NanoString, a Bruker Company

Github: patrickjdanaher

Published

March 12, 2024

Modified

April 17, 2024

Cell typing basics

Choice of cell typing algorithm

We cell type most studies using one of the following approaches:

  1. Insitutype
  2. Leiden clustering
  3. Seurat’s label transfer algorithm

Insitutype:

We created Insitutype for cell typing in CosMx data. It can perform unsupervised clustering, supervised cell typing if given a matrix of reference profiles, or semi-supervised cell typing to call pre-defined cell types alongside new clusters. Insitutype’s models the evidence provided by every gene in a cell’s profile; this makes it excel in cells / datasets with less signal.

Insitutype resources:

Leiden clustering:

A single-cell clustering mainstay. Unsupervised clustering only. Often run from principal components of the expression data. Seurat, Giotto and igraph all have convenient implementations.

Label transfer algorithms

If a full scRNA-seq reference dataset is available, and if no new cell types are expected in the CosMx data, then these algorithms can work well.

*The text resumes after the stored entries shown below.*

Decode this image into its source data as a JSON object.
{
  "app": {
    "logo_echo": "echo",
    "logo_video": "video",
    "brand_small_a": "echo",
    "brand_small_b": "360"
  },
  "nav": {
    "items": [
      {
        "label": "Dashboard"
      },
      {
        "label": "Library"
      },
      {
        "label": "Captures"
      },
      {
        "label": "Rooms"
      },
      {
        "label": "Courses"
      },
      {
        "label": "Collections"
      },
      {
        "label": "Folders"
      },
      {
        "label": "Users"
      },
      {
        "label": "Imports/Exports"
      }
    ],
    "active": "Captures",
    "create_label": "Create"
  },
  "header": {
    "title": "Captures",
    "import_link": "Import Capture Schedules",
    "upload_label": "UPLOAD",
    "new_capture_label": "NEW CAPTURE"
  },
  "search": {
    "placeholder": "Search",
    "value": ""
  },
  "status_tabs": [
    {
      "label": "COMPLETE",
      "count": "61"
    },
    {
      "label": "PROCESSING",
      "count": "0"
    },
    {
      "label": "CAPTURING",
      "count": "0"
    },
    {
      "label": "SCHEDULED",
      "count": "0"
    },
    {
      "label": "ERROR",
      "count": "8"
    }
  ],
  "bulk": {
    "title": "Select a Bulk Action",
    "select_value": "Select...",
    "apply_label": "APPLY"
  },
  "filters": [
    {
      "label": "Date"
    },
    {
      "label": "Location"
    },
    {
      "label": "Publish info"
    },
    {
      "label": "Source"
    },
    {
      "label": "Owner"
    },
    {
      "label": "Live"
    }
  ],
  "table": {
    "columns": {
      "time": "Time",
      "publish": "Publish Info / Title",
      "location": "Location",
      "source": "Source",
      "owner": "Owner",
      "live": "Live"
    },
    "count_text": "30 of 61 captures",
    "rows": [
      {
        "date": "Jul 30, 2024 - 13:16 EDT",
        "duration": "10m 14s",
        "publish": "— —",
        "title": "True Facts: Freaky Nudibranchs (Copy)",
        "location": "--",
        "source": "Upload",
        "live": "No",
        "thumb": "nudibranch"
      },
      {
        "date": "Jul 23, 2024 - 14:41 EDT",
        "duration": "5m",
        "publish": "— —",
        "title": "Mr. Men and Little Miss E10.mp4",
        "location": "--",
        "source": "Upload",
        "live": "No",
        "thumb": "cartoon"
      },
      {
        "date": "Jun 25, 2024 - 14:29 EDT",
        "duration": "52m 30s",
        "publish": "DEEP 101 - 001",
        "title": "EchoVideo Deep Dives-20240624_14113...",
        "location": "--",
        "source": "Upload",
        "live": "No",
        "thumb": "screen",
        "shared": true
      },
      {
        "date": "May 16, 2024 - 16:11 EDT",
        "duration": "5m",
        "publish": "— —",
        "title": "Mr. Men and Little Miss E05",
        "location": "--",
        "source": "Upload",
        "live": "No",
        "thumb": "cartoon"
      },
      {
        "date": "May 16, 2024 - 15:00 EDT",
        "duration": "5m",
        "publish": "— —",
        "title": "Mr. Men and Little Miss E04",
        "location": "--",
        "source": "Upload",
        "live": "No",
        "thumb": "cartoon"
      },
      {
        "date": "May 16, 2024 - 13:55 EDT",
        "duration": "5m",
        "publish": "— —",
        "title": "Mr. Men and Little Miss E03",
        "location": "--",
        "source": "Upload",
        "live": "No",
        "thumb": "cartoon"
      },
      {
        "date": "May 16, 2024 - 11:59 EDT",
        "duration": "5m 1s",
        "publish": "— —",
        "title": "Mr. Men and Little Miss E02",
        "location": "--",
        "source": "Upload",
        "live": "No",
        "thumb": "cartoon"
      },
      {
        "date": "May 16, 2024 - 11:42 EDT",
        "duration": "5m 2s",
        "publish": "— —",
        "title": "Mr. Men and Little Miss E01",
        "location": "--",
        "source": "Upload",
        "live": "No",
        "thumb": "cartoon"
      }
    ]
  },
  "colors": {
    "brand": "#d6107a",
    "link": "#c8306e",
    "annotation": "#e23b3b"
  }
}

We have found Seurat’s implementation to work in some studies.

General cell typing notes

  • Leiden clustering and UMAP tend to see the world the same way - that is, they’re both based on networks connecting similar cells. This makes Leiden results agree well with the UMAP, whether or not they are truly more accurate. In other words, don’t take the UMAP as an impartial arbiter of cell typing truth.
  • Insitutype tends to be the most resistant to batch effects; methods that rely on PCs tend to be the most easily fooled by batch effects.
  • Most studies require careful scrutiny of cell typing results. Often clusters have to be merged or subclustered before results are satisfactory. See the Insitutype FAQs.md for a detailed discussion of how to QC & refine cell typing results. Many of these QCs are useful for results of other methods.